The Customer Is Always … Arrested?

(CN) – A schoolteacher who thought he had just bought a new Sony laptop from Best Buy claims that when he opened the box at home he found “a used Compaq laptop in the box, along with two pieces of brick.” When he returned the stuff to Best Buy, the man says, the store called the cops and had him arrested “for stealing the Sony laptop that he never received.”




     Carlos Escabi says he spent a night in jail and couldn’t find work for more than a year because of the threat of prosecution. He sued Best Buy in Broward County Court, Fort Lauderdale.
     Escabi says he bought a Sony laptop in 2009 at a Best Buy in Coral Springs – or he thought he did.
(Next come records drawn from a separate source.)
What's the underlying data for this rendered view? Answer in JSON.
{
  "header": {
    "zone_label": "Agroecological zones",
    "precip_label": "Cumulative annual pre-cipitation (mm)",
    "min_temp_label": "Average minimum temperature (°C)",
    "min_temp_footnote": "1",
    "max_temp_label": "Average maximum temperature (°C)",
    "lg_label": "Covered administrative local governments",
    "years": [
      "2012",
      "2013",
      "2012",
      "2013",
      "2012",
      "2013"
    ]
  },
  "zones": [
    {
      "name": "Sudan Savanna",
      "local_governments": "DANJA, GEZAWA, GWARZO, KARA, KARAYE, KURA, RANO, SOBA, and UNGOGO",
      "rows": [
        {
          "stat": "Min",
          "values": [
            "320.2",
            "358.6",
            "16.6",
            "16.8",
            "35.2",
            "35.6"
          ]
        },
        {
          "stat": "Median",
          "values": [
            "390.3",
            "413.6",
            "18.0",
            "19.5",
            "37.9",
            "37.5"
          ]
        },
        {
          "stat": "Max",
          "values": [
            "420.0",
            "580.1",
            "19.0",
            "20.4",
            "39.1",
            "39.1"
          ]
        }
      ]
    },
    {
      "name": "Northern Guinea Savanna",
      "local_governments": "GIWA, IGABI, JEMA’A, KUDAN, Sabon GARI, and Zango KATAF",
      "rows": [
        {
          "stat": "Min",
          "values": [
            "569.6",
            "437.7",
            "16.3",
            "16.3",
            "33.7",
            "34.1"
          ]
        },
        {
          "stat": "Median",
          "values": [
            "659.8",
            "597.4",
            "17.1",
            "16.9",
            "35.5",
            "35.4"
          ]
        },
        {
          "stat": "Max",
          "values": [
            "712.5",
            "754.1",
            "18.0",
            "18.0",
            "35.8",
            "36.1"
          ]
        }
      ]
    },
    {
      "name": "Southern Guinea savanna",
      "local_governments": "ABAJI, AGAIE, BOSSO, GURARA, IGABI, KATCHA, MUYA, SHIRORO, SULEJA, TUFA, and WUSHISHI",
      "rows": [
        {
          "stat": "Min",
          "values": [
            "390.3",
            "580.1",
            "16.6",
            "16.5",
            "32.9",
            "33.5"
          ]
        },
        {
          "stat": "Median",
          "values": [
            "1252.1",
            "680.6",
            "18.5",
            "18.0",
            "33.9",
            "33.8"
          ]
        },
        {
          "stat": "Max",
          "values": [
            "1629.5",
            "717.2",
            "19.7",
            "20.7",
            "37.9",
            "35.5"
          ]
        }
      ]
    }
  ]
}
He says they neither he nor anyone else checked the seals of the Sony box when he paid for it at the checkout counter.
     “When Escabi arrived to his home, he opened the Sony box and he noticed that there was a used Compaq laptop in the box, along with two pieces of brick,” according to the complaint.
     Escabi says he called the store and an employee told him to come in for an exchange. He says he did that, and asked for “the new Sony laptop which he had paid for.” But the store refused, so Escabi called its corporate office. Best Buy is based in Minneapolis.
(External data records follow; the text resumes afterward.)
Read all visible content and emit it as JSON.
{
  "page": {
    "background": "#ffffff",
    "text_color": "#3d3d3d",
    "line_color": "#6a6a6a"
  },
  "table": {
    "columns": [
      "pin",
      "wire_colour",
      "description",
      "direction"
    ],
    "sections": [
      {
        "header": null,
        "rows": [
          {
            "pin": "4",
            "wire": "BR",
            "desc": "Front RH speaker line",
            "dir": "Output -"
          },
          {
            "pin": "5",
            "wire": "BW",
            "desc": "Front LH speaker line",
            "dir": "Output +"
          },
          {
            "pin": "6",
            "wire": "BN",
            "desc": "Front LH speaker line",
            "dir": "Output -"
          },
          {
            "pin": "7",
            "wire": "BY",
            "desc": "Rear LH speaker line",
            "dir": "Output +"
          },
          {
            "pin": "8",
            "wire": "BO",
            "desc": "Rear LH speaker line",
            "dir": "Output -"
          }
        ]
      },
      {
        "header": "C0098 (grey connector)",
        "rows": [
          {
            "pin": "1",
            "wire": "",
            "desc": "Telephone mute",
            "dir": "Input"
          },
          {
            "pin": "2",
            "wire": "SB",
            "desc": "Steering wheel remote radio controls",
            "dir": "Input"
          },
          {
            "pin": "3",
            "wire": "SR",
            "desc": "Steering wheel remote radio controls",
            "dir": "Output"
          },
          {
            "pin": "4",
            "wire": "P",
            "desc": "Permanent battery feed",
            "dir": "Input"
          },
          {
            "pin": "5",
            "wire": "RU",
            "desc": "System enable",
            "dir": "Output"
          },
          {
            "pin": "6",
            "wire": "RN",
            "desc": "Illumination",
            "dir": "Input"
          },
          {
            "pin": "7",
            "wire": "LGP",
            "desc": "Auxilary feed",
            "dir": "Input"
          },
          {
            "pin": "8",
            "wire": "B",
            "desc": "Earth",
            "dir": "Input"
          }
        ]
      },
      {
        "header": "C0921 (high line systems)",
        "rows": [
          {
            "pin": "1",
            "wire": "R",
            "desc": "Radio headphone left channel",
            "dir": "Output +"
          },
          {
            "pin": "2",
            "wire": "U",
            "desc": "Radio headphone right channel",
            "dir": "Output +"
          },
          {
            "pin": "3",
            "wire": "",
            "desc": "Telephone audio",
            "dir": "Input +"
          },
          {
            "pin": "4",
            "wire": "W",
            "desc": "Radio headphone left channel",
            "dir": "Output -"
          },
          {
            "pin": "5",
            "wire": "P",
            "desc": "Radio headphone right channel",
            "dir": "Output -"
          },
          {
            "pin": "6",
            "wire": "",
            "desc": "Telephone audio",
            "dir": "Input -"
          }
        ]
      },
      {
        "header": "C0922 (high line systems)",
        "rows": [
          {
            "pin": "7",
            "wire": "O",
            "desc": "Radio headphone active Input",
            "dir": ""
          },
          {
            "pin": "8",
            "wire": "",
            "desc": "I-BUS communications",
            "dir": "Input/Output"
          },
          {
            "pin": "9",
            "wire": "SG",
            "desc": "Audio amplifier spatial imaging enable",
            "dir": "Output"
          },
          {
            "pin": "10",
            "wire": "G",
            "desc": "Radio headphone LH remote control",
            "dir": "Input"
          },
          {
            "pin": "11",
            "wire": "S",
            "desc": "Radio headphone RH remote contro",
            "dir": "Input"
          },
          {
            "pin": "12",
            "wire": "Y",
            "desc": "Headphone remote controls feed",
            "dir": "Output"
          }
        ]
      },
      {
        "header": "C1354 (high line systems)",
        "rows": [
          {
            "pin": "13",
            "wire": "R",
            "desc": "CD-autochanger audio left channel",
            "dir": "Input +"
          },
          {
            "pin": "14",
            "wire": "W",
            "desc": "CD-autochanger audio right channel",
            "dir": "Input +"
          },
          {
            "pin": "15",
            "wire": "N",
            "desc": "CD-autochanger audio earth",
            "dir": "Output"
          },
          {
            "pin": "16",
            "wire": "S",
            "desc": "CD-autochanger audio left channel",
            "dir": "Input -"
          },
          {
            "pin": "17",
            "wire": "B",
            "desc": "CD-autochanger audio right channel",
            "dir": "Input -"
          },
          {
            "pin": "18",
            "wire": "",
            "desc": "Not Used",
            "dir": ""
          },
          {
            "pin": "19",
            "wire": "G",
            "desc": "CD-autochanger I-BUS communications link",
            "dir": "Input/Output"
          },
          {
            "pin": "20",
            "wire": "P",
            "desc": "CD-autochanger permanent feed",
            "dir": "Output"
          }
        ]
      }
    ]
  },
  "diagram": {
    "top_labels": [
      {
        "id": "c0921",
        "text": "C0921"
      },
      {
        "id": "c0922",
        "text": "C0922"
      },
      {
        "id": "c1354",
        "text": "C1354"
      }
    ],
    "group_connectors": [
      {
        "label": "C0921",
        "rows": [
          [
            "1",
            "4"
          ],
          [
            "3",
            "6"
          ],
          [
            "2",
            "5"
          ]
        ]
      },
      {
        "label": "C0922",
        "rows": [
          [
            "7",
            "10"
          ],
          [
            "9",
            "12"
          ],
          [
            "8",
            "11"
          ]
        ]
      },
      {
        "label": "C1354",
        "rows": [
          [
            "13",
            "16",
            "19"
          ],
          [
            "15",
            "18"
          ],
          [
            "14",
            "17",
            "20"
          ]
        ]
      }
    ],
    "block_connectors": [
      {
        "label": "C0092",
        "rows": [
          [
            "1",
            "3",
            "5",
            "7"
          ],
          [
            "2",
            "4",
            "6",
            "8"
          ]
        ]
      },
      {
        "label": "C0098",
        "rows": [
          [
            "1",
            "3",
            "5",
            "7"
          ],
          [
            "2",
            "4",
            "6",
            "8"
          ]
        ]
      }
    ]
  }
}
     At that point, he says, “Rather than give Escabi the new Sony laptop for which he paid, the employees of Best Buy called the police and, through lies and misrepresentations, had Escabi arrested for stealing the Sony laptop that he never received.
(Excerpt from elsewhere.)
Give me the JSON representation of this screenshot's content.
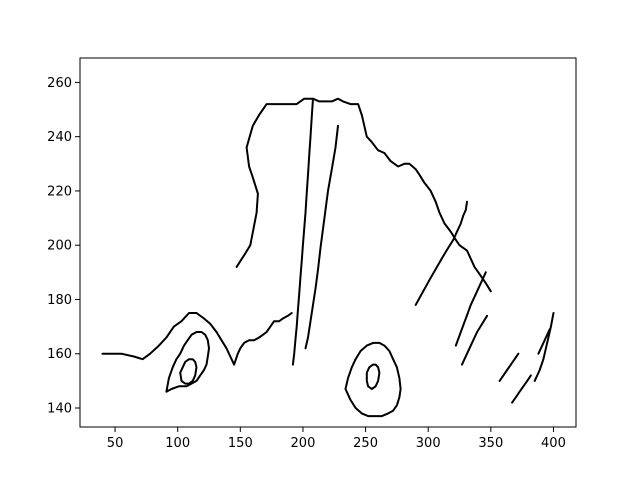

     “Escabi spent the evening in jail, was under the threat of prosecution for over a year, and was unable to find work as a teacher as a direct and proximate cause of the deliberate, false and wrongful actions of Best Buy.”
     He also had to hire a criminal defense attorney.
     Escabi says the charges were after he passed a polygraph test.
     He sued the Minnesota-based electronics retailer for malicious prosecution, false imprisonment and false arrest.
     He seeks lost pay and damages for malicious prosecution, and false imprisonment. He is represented by Joseph Gibson of Miami.